After a rollercoaster weekend, Bitcoin has rallied by around 20% in the last four days in the wake of the Silicon Valley Bank collapse.
It hasn’t been the best 12 months for crypto, which has been hit particularly hard by economic downturn and interest rate rises.
The industry took another blow last week when Silvergate Capital — an important lender in the crypto space — liquidated its banking operation. This caused chaos for cryptocurrency, which was further spurred by the shuttering of Silicon Valley Capital over the weekend.
Both institutions had cash tied up in US Treasury bonds, but had to sell at a loss to raise capital in the current high interest rate environment where less VC money was being thrown around and more startups were taking money out.
But things turned around for Bitcoin when the the US Treasury Department and the Federal Deposit Insurance Corporation (FDIC) announced that Silicon Valley Bank deposits would be protected. This has now been extended to include New York’s Signature Bank collapse, which experienced its own bank run overnight.
But Bitcoin is now back up. At the time of writing, it’s sitting at $36,455 after a low of $29,819 on March 10. Ethereum has also rallied from a low of $2,095 to $2,528. The global cryptocurrency market cap also rose by 8.4% to US$1.06 trillion over the past 24 hours.

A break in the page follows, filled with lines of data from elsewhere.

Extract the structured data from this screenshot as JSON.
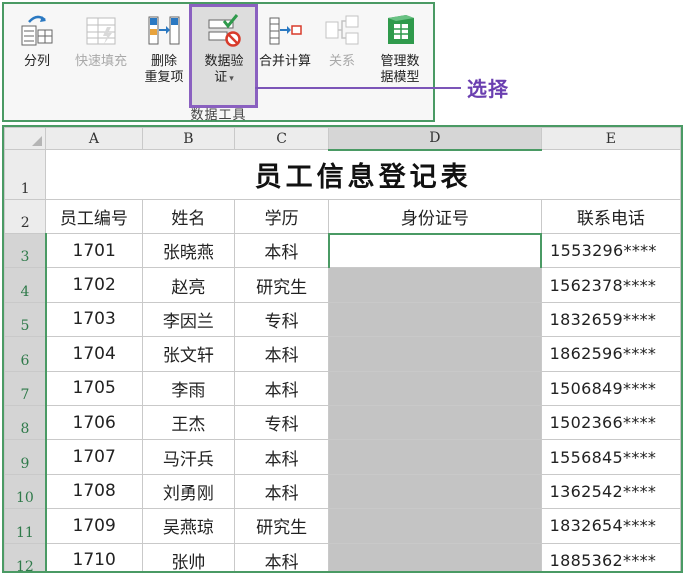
{
  "ribbon": {
    "buttons": [
      {
        "label": "分列",
        "icon": "text-to-columns-icon",
        "disabled": false
      },
      {
        "label": "快速填充",
        "icon": "flash-fill-icon",
        "disabled": true
      },
      {
        "label_line1": "删除",
        "label_line2": "重复项",
        "icon": "remove-duplicates-icon",
        "disabled": false
      },
      {
        "label_line1": "数据验",
        "label_line2": "证",
        "icon": "data-validation-icon",
        "disabled": false
      },
      {
        "label": "合并计算",
        "icon": "consolidate-icon",
        "disabled": false
      },
      {
        "label": "关系",
        "icon": "relationships-icon",
        "disabled": true
      },
      {
        "label_line1": "管理数",
        "label_line2": "据模型",
        "icon": "manage-data-model-icon",
        "disabled": false
      }
    ],
    "group_label": "数据工具"
  },
  "callout": "选择",
  "sheet": {
    "columns": [
      "A",
      "B",
      "C",
      "D",
      "E"
    ],
    "title": "员工信息登记表",
    "headers": [
      "员工编号",
      "姓名",
      "学历",
      "身份证号",
      "联系电话"
    ],
    "rows": [
      {
        "n": "3",
        "id": "1701",
        "name": "张晓燕",
        "edu": "本科",
        "idcard": "",
        "phone": "1553296****"
      },
      {
        "n": "4",
        "id": "1702",
        "name": "赵亮",
        "edu": "研究生",
        "idcard": "",
        "phone": "1562378****"
      },
      {
        "n": "5",
        "id": "1703",
        "name": "李因兰",
        "edu": "专科",
        "idcard": "",
        "phone": "1832659****"
      },
      {
        "n": "6",
        "id": "1704",
        "name": "张文轩",
        "edu": "本科",
        "idcard": "",
        "phone": "1862596****"
      },
      {
        "n": "7",
        "id": "1705",
        "name": "李雨",
        "edu": "本科",
        "idcard": "",
        "phone": "1506849****"
      },
      {
        "n": "8",
        "id": "1706",
        "name": "王杰",
        "edu": "专科",
        "idcard": "",
        "phone": "1502366****"
      },
      {
        "n": "9",
        "id": "1707",
        "name": "马汗兵",
        "edu": "本科",
        "idcard": "",
        "phone": "1556845****"
      },
      {
        "n": "10",
        "id": "1708",
        "name": "刘勇刚",
        "edu": "本科",
        "idcard": "",
        "phone": "1362542****"
      },
      {
        "n": "11",
        "id": "1709",
        "name": "吴燕琼",
        "edu": "研究生",
        "idcard": "",
        "phone": "1832654****"
      },
      {
        "n": "12",
        "id": "1710",
        "name": "张帅",
        "edu": "本科",
        "idcard": "",
        "phone": "1885362****"
      }
    ]
  },
  "colors": {
    "accent_green": "#4a9a64",
    "highlight_purple": "#7c55b8",
    "selection_gray": "#c4c4c4"
  }
}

There have already been plenty of comparisons to what SVB has kicked off and the 2008 Global Financial Crisis (GFC). But this feels like another area of correlation. Bitcoin was created as a reaction to the GFC by an anonymous person going by the assumed name of Satoshi Nakamoto. They envisioned a peer-to-peer payment system that was decentralised and uncoupled from large banking conglomerates and offered full transparency.
Ironically, this financial utopia has resulted in bitcoin and other cryptocurrencies to be largely used as the Stock Market 2.0. And as we’ve seen over the last week, its value is still very much tied to banks and subsequent consumer confidence.
But it’s not just digital gold that is up. The last few days have also seen old gold (not the chocolate bar) jump 2.4% as investors flock back to a more traditional asset. Next, we’ll be taking a leaf from our grandparent’s books and stuffing cash under the mattress.
Interestingly, Nakamoto was partially inspired by the now-defunct gold standard while creating Bitcoin. Like gold, they wanted their cryptocurrency to be internationally used, but stateless. They also wanted it to be limited in supply. There are only 21 million bitcoin — not all have been mined yet — and there will never be any more. Much like how banks and governments can’t create more gold.
But despite Bitcoin being back up, there is still concern over financial institutions with significant exposure to cryptocurrency. Signature Bank had a total of US$82.6 billion in deposits, roughly 30% of which were involved in cryptocurrency in some capacity. And with no closing bell in the land of crypto, anything can happen.